Speculation about the king's health has regularly circulated in international oil circles. His condition is especially important, however, after a bomb blast at U.S. headquarters for a Saudi National Guard training program 17 days ago shattered the kingdom's image of tranquillity and order that made it a stark contrast to the endemic violence elsewhere in the region.

The Riyadh bombing, which U.S. officials now suspect was the work of new underground dissidents, killed seven, including five Americans, and injured some 60.

Senate Panel Examines Inconsistent Accounts on Foster

The Washington Post

The former personal lawyer for President and Hillary Rodham Clinton has provided an account of the handling of documents taken from Vincent Foster's office that appears to conflict with a sworn statement given by the first lady's chief of staff, Margaret Williams.

The account contained in a letter released Thursday prompted an immediate decision by the Senate Whitewater committee to interview the lawyer, Robert Barnett, and to recall Williams next week for her third round of testimony before the panel.

Republicans on the committee also said they will recall the Clintons' friend Susan Thomases for a third interview, and they sent a written request for information to Hillary Clinton, asking about a 10-minute phone call she made in the hours after the July 20, 1993, suicide of Foster, who was deputy White House counsel.

The committee acted after receiving new information from the White House, including a letter from the Clintons' lawyer, David Kendall, Barnett's partner at the firm Williams & Connolly.

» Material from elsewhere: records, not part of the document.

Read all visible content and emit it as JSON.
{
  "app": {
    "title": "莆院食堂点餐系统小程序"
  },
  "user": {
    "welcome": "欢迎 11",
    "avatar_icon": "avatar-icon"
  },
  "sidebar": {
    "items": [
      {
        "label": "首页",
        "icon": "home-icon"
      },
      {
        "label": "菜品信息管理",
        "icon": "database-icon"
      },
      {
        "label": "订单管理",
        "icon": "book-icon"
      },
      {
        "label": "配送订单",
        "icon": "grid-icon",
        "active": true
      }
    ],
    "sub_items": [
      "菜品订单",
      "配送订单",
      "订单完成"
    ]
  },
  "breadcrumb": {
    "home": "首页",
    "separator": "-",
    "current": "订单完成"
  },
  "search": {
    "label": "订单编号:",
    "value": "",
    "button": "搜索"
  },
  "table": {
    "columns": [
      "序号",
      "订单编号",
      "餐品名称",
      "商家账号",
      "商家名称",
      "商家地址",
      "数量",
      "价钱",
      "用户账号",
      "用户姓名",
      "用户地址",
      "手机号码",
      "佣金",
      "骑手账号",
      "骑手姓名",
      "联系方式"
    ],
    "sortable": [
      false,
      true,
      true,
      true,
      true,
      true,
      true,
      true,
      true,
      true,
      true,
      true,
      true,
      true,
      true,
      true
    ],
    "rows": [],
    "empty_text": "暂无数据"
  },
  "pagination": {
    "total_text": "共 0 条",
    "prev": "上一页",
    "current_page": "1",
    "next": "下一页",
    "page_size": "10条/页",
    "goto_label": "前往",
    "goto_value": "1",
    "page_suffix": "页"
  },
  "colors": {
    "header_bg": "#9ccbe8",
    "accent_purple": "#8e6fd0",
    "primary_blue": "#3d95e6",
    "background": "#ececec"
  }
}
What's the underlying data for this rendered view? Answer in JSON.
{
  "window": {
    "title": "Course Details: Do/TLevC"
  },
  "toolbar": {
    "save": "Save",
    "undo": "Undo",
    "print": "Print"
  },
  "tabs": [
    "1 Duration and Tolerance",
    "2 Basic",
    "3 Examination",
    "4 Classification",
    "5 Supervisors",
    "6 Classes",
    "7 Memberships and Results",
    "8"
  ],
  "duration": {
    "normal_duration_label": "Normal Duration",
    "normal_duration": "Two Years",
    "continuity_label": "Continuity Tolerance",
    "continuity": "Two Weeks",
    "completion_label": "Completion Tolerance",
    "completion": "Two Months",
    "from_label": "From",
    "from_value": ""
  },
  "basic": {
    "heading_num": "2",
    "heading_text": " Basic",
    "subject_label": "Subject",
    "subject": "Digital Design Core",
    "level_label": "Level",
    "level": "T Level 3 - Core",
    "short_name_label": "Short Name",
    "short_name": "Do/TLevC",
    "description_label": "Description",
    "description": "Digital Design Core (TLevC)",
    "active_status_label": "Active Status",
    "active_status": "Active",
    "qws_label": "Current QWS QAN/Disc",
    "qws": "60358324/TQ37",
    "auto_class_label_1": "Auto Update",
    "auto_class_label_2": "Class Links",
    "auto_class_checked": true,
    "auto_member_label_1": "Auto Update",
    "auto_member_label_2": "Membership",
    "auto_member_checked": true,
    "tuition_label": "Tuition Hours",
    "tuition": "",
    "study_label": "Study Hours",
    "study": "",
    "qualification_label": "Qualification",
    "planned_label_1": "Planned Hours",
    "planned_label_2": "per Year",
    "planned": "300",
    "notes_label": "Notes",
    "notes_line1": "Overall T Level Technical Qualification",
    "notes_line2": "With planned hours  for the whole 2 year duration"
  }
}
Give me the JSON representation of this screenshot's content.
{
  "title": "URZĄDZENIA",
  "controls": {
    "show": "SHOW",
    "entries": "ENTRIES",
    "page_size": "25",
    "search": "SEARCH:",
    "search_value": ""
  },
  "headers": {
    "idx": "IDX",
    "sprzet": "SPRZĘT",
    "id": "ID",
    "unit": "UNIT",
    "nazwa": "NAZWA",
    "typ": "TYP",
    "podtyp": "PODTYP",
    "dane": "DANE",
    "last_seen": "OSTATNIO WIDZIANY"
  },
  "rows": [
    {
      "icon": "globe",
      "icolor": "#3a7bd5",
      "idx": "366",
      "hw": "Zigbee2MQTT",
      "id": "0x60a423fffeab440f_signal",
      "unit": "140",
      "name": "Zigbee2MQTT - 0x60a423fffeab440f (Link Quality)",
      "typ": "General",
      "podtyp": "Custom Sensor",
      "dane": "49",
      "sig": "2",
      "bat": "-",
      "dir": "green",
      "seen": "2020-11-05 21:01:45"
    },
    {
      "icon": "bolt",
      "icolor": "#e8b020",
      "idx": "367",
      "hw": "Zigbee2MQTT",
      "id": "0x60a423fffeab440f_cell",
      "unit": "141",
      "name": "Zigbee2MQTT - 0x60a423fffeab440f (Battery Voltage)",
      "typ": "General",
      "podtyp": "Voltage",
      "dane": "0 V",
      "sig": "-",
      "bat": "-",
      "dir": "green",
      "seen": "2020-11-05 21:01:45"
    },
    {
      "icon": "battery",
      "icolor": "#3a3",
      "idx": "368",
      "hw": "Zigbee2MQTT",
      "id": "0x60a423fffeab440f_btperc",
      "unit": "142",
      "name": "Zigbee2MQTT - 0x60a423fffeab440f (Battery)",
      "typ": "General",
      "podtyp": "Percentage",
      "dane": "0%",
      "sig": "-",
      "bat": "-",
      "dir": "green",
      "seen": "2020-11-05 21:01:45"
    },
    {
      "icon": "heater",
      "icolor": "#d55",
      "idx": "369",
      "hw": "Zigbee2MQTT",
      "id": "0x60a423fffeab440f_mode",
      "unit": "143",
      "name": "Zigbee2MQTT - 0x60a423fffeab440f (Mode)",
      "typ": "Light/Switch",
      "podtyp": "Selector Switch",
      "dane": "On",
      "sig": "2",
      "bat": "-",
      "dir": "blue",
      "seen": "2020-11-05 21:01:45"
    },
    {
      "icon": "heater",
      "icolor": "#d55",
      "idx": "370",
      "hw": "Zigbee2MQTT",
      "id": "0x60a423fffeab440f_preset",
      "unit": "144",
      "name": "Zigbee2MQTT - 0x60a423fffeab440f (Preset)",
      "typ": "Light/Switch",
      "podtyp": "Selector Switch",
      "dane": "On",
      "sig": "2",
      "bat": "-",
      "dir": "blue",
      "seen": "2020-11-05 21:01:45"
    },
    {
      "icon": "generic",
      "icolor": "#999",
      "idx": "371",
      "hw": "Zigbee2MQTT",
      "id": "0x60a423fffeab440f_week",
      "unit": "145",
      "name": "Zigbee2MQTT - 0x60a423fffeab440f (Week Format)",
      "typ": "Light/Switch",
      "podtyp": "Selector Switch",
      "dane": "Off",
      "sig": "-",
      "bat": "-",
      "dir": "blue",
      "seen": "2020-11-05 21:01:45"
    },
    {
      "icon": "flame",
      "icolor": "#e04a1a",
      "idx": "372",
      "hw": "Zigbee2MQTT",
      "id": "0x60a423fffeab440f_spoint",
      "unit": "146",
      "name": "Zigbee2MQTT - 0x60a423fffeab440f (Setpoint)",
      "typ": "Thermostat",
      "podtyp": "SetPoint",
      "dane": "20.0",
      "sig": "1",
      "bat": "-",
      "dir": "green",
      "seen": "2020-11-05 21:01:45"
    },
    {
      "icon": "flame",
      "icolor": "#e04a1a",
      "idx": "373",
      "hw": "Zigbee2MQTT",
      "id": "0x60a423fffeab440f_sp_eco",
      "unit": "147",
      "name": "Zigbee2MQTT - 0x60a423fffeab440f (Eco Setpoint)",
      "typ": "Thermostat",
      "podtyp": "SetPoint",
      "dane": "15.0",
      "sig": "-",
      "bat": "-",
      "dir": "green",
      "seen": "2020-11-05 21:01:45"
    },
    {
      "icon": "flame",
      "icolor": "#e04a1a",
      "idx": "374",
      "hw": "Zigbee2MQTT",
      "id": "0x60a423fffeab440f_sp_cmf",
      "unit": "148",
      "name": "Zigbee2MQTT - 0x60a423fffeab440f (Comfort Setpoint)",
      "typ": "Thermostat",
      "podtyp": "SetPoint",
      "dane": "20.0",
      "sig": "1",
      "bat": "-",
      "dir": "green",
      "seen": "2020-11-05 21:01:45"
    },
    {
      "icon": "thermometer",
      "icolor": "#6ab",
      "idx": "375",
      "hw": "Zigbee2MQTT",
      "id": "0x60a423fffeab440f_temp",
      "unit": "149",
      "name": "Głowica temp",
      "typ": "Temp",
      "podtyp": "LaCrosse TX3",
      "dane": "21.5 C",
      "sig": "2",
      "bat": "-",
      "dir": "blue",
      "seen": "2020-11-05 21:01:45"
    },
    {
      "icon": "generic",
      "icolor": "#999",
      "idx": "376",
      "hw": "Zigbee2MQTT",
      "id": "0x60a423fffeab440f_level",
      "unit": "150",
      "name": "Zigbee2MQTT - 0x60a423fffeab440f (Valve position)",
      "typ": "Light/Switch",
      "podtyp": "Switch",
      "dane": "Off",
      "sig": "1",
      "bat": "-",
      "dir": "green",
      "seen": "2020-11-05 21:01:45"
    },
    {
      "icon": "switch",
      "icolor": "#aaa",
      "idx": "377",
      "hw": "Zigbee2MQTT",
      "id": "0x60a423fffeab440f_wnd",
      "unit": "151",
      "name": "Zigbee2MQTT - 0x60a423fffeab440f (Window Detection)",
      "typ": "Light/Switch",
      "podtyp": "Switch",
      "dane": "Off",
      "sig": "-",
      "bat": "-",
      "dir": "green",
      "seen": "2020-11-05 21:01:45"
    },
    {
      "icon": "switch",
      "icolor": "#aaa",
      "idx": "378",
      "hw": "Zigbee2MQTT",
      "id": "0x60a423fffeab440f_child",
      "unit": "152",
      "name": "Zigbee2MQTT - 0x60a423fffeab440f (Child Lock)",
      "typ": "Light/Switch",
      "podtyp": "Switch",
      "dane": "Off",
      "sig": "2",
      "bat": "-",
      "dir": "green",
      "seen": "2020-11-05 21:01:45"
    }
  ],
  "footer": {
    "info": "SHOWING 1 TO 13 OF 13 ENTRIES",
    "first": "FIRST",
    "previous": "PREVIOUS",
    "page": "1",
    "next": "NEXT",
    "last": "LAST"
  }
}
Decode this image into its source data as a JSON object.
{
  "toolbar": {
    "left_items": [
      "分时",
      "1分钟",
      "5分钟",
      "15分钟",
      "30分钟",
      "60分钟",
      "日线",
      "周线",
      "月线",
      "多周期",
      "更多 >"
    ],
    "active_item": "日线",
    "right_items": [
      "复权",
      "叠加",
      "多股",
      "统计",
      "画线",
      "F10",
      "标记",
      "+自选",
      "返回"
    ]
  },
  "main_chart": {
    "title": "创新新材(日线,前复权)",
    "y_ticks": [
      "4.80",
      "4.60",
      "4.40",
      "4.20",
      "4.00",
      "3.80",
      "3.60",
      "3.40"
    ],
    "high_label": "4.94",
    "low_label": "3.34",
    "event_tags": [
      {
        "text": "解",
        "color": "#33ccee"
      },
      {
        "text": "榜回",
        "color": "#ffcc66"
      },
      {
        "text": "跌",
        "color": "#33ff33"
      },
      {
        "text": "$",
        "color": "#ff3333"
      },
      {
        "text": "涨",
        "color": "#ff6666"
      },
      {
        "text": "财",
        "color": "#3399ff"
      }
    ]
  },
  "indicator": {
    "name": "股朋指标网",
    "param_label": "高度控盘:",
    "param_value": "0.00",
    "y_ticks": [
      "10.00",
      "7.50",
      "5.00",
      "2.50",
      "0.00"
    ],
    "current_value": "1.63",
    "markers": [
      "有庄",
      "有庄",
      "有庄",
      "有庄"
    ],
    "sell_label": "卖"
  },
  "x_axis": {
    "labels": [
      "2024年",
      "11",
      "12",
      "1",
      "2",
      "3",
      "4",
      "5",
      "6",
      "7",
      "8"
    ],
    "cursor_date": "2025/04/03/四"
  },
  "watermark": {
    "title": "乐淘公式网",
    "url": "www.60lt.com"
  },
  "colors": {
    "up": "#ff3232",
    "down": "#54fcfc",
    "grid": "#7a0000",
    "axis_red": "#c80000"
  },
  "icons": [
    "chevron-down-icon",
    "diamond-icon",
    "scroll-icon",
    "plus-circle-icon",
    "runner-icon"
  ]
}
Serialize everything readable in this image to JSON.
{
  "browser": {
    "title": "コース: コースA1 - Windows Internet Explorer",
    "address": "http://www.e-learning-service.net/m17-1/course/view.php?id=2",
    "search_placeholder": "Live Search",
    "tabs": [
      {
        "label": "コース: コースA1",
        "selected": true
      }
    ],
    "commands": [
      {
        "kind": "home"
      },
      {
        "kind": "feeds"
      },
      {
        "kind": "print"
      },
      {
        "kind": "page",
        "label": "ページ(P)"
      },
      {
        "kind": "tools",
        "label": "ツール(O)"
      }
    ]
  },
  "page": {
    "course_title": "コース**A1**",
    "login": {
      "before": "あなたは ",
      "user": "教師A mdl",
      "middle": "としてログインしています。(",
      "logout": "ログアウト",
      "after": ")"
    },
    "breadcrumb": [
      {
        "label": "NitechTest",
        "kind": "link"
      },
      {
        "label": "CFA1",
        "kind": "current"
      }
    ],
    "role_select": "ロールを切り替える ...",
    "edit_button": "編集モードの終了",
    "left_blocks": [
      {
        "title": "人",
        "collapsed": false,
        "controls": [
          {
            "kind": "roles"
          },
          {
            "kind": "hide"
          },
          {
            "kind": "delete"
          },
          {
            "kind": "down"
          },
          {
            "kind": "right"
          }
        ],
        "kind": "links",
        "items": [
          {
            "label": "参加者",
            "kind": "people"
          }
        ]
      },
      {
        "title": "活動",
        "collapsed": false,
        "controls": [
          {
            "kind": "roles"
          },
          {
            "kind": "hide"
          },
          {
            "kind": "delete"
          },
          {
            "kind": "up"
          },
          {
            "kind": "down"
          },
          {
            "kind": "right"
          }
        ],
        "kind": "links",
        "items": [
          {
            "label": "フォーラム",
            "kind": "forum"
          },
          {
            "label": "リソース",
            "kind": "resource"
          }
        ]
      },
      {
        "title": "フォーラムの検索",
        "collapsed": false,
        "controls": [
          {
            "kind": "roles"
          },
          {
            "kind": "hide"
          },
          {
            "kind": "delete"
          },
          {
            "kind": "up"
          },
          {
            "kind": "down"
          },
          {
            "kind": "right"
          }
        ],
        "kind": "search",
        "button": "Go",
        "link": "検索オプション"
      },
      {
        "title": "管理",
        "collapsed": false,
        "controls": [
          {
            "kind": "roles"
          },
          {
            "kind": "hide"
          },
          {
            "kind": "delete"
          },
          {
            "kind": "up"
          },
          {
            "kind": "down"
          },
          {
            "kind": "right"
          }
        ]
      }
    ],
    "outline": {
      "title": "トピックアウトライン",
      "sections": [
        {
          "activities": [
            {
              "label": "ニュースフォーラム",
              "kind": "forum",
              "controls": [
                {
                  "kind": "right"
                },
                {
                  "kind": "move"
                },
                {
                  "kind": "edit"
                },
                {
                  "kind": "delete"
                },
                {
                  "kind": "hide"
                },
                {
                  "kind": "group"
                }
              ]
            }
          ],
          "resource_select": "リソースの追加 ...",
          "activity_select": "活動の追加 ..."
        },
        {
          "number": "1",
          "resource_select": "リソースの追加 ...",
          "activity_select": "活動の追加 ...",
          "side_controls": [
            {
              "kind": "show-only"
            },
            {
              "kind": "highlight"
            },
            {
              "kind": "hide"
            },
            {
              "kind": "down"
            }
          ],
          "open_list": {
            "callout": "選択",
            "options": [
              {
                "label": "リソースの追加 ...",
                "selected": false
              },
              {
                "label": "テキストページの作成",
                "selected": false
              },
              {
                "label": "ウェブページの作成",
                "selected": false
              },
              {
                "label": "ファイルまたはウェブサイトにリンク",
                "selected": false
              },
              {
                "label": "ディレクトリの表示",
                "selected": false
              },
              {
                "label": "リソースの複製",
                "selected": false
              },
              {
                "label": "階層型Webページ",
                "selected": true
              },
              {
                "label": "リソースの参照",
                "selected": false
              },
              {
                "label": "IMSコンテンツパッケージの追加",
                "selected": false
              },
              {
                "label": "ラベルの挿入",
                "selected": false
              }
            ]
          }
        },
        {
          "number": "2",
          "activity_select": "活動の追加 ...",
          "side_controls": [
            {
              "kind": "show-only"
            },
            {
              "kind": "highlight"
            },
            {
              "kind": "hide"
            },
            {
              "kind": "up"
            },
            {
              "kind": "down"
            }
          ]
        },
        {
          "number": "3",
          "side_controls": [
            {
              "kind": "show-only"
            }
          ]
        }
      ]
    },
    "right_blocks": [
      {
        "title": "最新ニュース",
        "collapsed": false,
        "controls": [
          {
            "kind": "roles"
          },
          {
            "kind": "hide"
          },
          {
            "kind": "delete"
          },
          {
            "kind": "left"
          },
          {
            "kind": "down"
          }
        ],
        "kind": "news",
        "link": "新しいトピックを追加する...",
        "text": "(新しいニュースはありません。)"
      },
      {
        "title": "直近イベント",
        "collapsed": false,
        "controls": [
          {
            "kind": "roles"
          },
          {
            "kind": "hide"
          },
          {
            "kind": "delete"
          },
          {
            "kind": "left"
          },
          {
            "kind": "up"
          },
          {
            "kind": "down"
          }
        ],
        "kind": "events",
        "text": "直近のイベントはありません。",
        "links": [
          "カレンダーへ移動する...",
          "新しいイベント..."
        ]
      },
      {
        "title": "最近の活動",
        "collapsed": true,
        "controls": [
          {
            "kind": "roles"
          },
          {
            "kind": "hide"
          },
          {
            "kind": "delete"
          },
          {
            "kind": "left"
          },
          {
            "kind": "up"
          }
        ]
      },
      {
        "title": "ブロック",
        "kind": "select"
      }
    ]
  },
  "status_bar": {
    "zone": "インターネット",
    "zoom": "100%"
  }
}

In the letter, Kendall described Barnett's recollections about the afternoon of July 27, 1993, when he took custody of some 24 files found in Foster's White House office that concerned personal matters of the Clintons.

The Kendall letter said Williams was with Barnett when he reviewed the files. It said Barnett does not recall seeing Thomases or Hillary Clinton that day.

Williams, however, told the committee in a deposition this summer that she bumped into Barnett that day and opened a locked closet for him where the box of files was stored, but that he otherwise spent his time in a meeting with Hillary Clinton. She did not say she had been with Barnett when he reviewed the files, or even that he did so while at the residence.

"Mr. Barnett conducted a cursory review of the files in the box to determine their nature," said a statement from Williams & Connolly yesterday. "He returned to the box all materials that he reviewed and taped it up."

The White House said Hillary Clinton never examined the contents of the box and does not recall meeting with Barnett on July 27.